The statement that "paperless touch-screen machines store their votes on hard drives and memory cards, rendering recounts impossible. If the computer hasn't recorded people's votes correctly in the first place, or if someone has weaseled into the database and shifted around the totals, the true count will be lost to all forever." is only partially true. As anyone who has studied computer forensics can tell you, digital fingerprints are as hard to get rid of as actual fingerprints. If the vote is hacked egregiously it will be clear, and culprits will be found. Subtle hacking is far less likely since the people most interested in hacking these machines would be those most interested in making a statement. The effort involved in subtle vote manipulation the kind that you can get away with, the kind that political machines exist for, is the far more practical danger, and the one that is routinely overlooked in the rush to denounce touch screen voting.
Although you can hack a machine to massage the vote subtly, it makes less sense than using the systems that have existed for years to massage the vote. Voter suppression, voter confusion, and double voting leave far less visible trails and result in far more acceptable results.
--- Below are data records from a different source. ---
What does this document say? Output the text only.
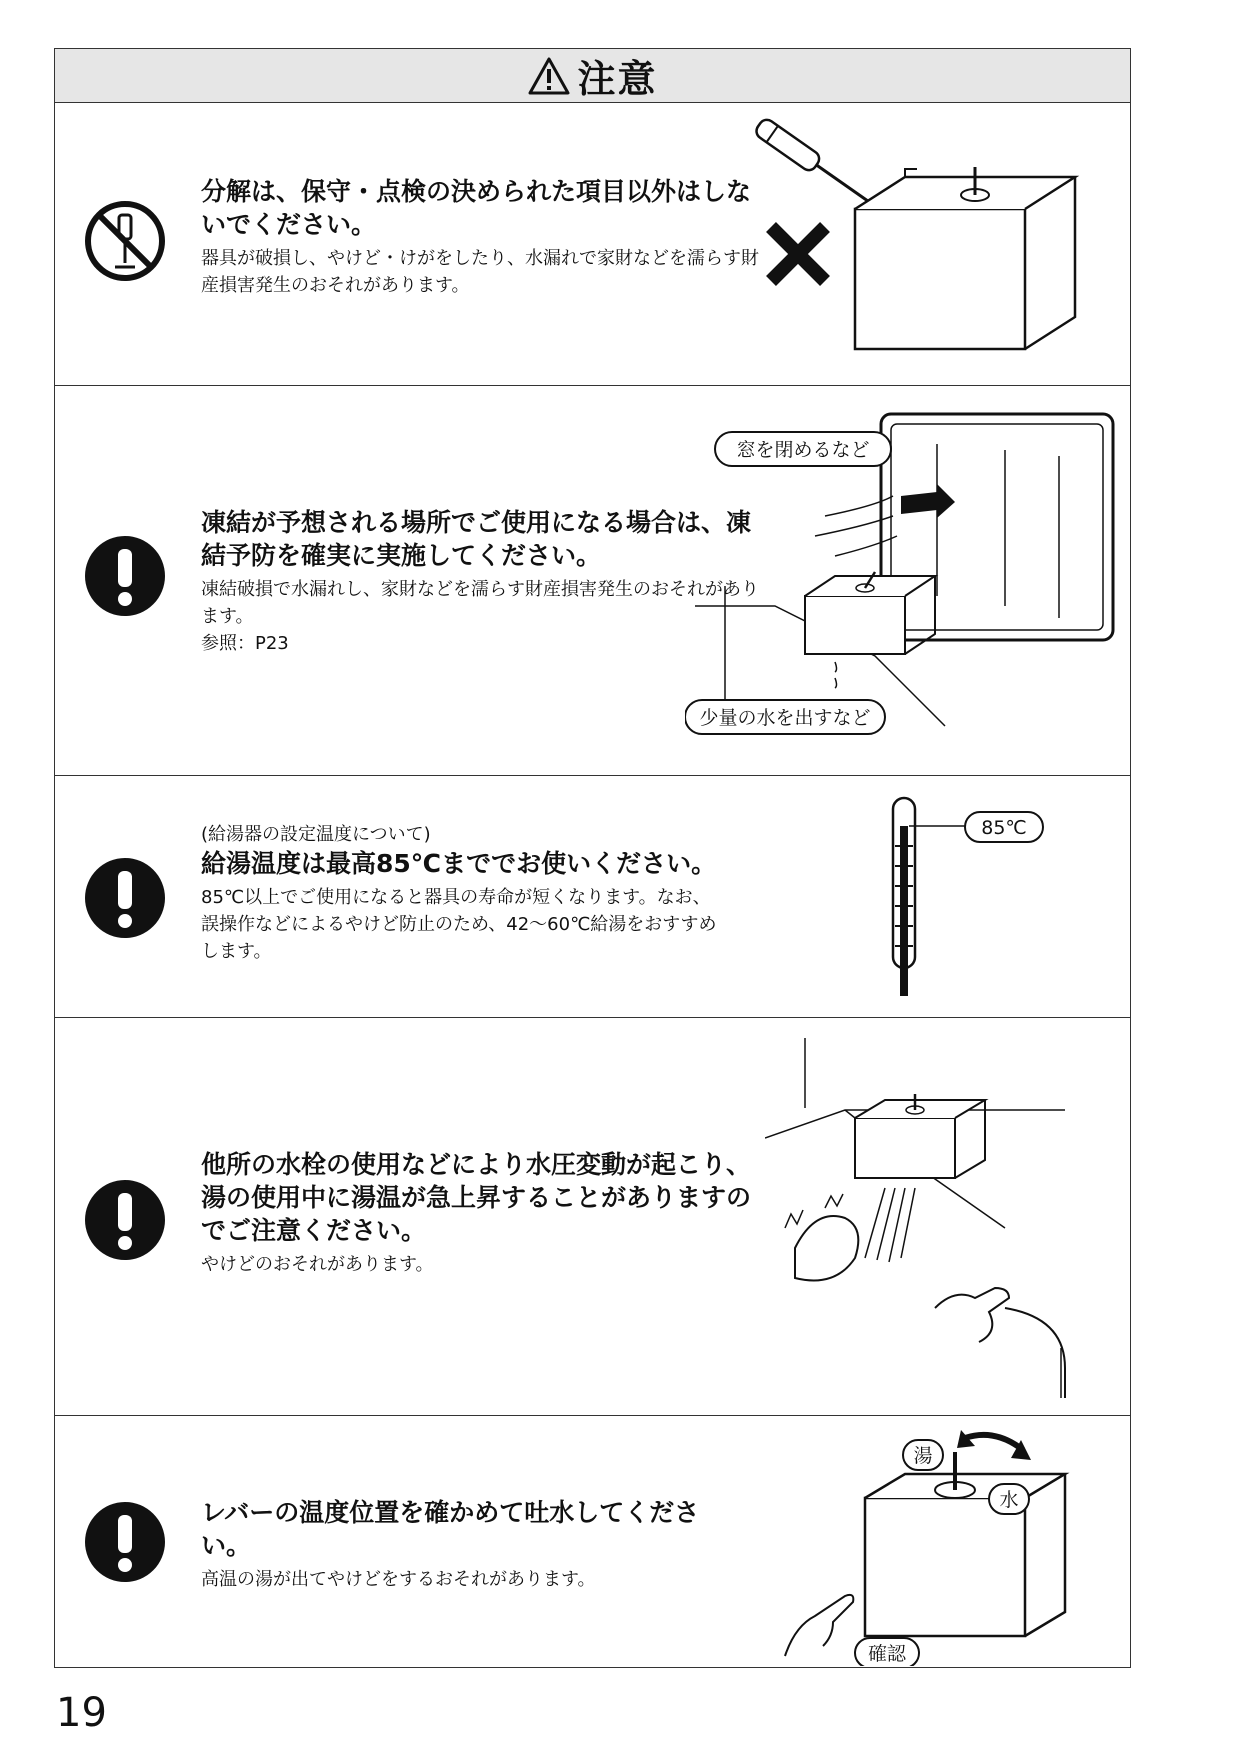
注意
分解は、保守・点検の決められた項目以外はしないでください。
器具が破損し、やけど・けがをしたり、水漏れで家財などを濡らす財産損害発生のおそれがあります。
凍結が予想される場所でご使用になる場合は、凍結予防を確実に実施してください。
凍結破損で水漏れし、家財などを濡らす財産損害発生のおそれがあります。
参照：P23
窓を閉めるなど
少量の水を出すなど
(給湯器の設定温度について)
給湯温度は最高85℃まででお使いください。
85℃以上でご使用になると器具の寿命が短くなります。なお、誤操作などによるやけど防止のため、42〜60℃給湯をおすすめします。
85℃
他所の水栓の使用などにより水圧変動が起こり、湯の使用中に湯温が急上昇することがありますのでご注意ください。
やけどのおそれがあります。
レバーの温度位置を確かめて吐水してください。
高温の湯が出てやけどをするおそれがあります。
湯
水
確認
19
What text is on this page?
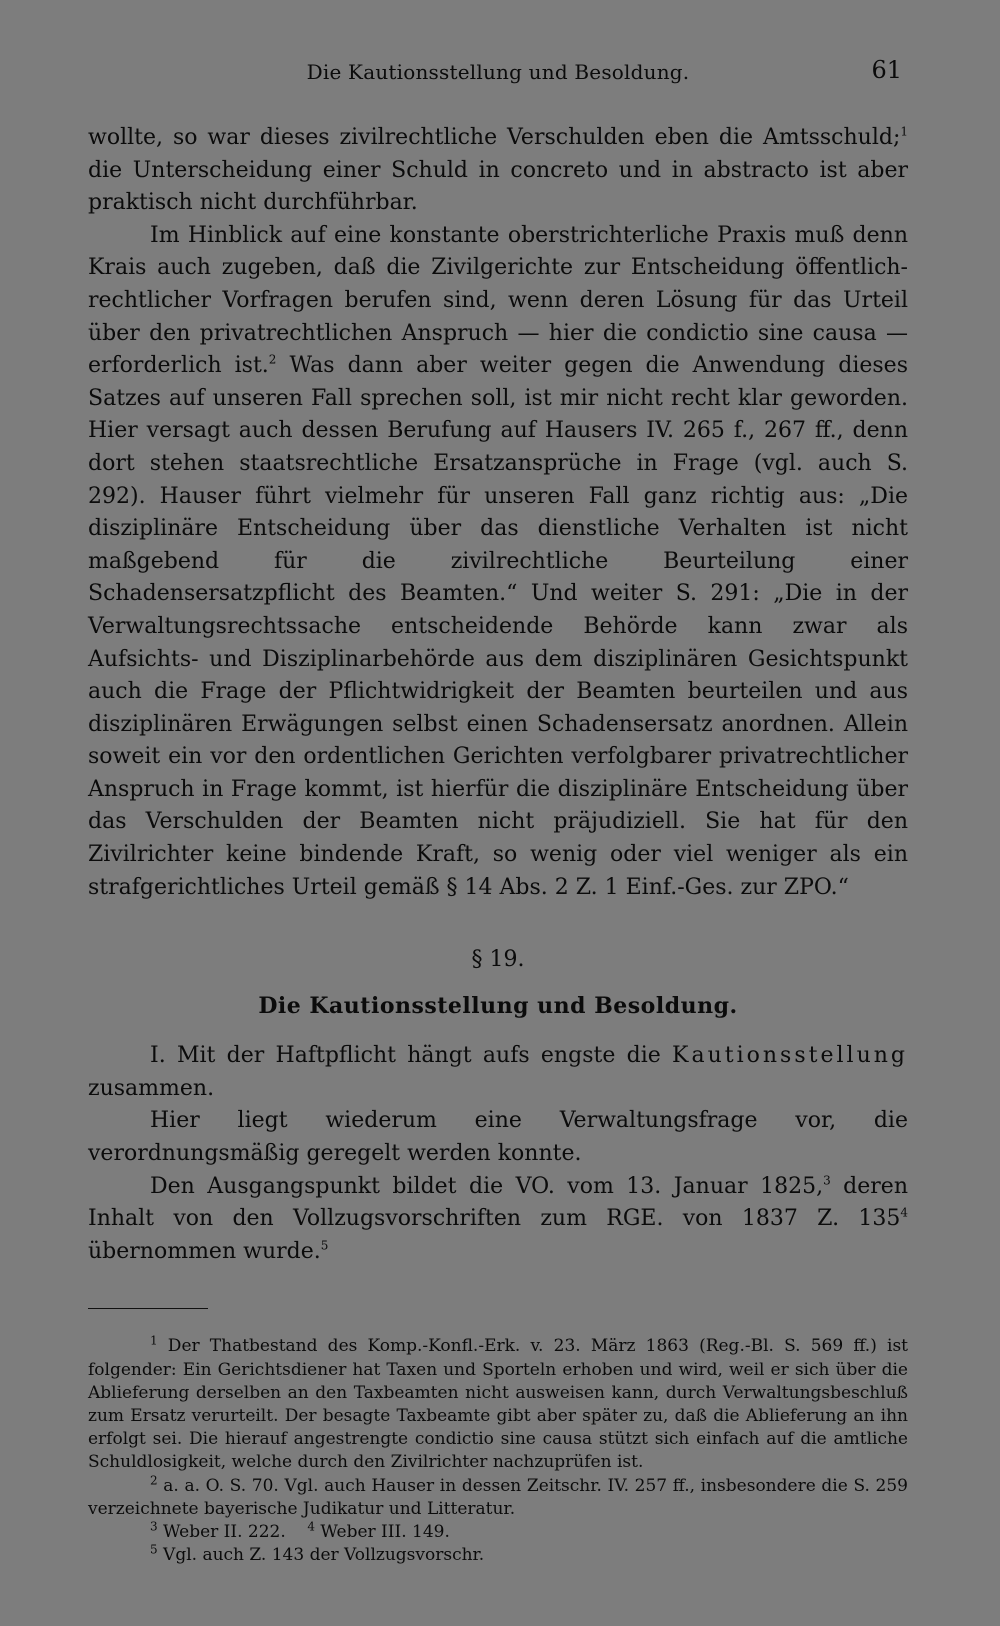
Die Kautionsstellung und Besoldung.	61

wollte, so war dieses zivilrechtliche Verschulden eben die Amtsschuld;$^1$ die Unterscheidung einer Schuld in concreto und in abstracto ist aber praktisch nicht durchführbar.

Im Hinblick auf eine konstante oberstrichterliche Praxis muß denn Krais auch zugeben, daß die Zivilgerichte zur Entscheidung öffentlich-rechtlicher Vorfragen berufen sind, wenn deren Lösung für das Urteil über den privatrechtlichen Anspruch — hier die condictio sine causa — erforderlich ist.$^2$ Was dann aber weiter gegen die Anwendung dieses Satzes auf unseren Fall sprechen soll, ist mir nicht recht klar geworden. Hier versagt auch dessen Berufung auf Hausers IV. 265 f., 267 ff., denn dort stehen staatsrechtliche Ersatzansprüche in Frage (vgl. auch S. 292). Hauser führt vielmehr für unseren Fall ganz richtig aus: „Die disziplinäre Entscheidung über das dienstliche Verhalten ist nicht maßgebend für die zivilrechtliche Beurteilung einer Schadensersatzpflicht des Beamten.“ Und weiter S. 291: „Die in der Verwaltungsrechtssache entscheidende Behörde kann zwar als Aufsichts- und Disziplinarbehörde aus dem disziplinären Gesichtspunkt auch die Frage der Pflichtwidrigkeit der Beamten beurteilen und aus disziplinären Erwägungen selbst einen Schadensersatz anordnen. Allein soweit ein vor den ordentlichen Gerichten verfolgbarer privatrechtlicher Anspruch in Frage kommt, ist hierfür die disziplinäre Entscheidung über das Verschulden der Beamten nicht präjudiziell. Sie hat für den Zivilrichter keine bindende Kraft, so wenig oder viel weniger als ein strafgerichtliches Urteil gemäß § 14 Abs. 2 Z. 1 Einf.-Ges. zur ZPO.“

§ 19.
Die Kautionsstellung und Besoldung.

I. Mit der Haftpflicht hängt aufs engste die Kautionsstellung zusammen.

Hier liegt wiederum eine Verwaltungsfrage vor, die verordnungsmäßig geregelt werden konnte.

Den Ausgangspunkt bildet die VO. vom 13. Januar 1825,$^3$ deren Inhalt von den Vollzugsvorschriften zum RGE. von 1837 Z. $135^4$ übernommen wurde.$^5$

$^1$ Der Thatbestand des Komp.-Konfl.-Erk. v. 23. März 1863 (Reg.-Bl. S. 569 ff.) ist folgender: Ein Gerichtsdiener hat Taxen und Sporteln erhoben und wird, weil er sich über die Ablieferung derselben an den Taxbeamten nicht ausweisen kann, durch Verwaltungsbeschluß zum Ersatz verurteilt. Der besagte Taxbeamte gibt aber später zu, daß die Ablieferung an ihn erfolgt sei. Die hierauf angestrengte condictio sine causa stützt sich einfach auf die amtliche Schuldlosigkeit, welche durch den Zivilrichter nachzuprüfen ist.

$^2$ a. a. O. S. 70. Vgl. auch Hauser in dessen Zeitschr. IV. 257 ff., insbesondere die S. 259 verzeichnete bayerische Judikatur und Litteratur.

$^3$ Weber II. 222. $^4$ Weber III. 149.

$^5$ Vgl. auch Z. 143 der Vollzugsvorschr.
George Bush didn't need to steal his elections because he had a significant number of supporters. In a tight race when massaging the vote can give or deny victory, the outcome is less in dispute as a significant number of people are pleased with the outcome. In a race that isn't tight, massaging the vote can increase the margin of victory to silence your opponent. Out right theft of the vote leads to, well, documentaries on HBO. Simply put, the machines that run elections aren't that smart, and they aren't that stupid either. Criminals do not want to be caught, and so they make sure their crimes go unnoticed. If a criminal is committing a crime in the open, as rewriting numerous ballots would do, the criminal either wants to get caught (hackers looking to make a point) or Doesn’t care if people realize he's a thief (blood thirsty dictators for example, of which despite rumors to the contrary Mr. Bush is not). If the 2004 or 2000 elections were held today, Bush would not win, but they weren't held to day they were held when bush's numbers were neck and neck with his opponents. If there was massaging, it did occur on both sides and in levels that could be explained away. That's how the machines work, and that's how the game is played.
regardless of the system used, touch screen, pin and gear, scantron, etc. the machine to worry about is the one that decides which votes get counted and which do not, and that machine isn't manufactured by Diebold.
If you want a solution, voting should be controlled by a federal authority, and manipulation of the vote should be a crime of treason. However, since all elected officials owe their current positions at least partly to the real vote machines, it's unlikely that kind of reform will occur.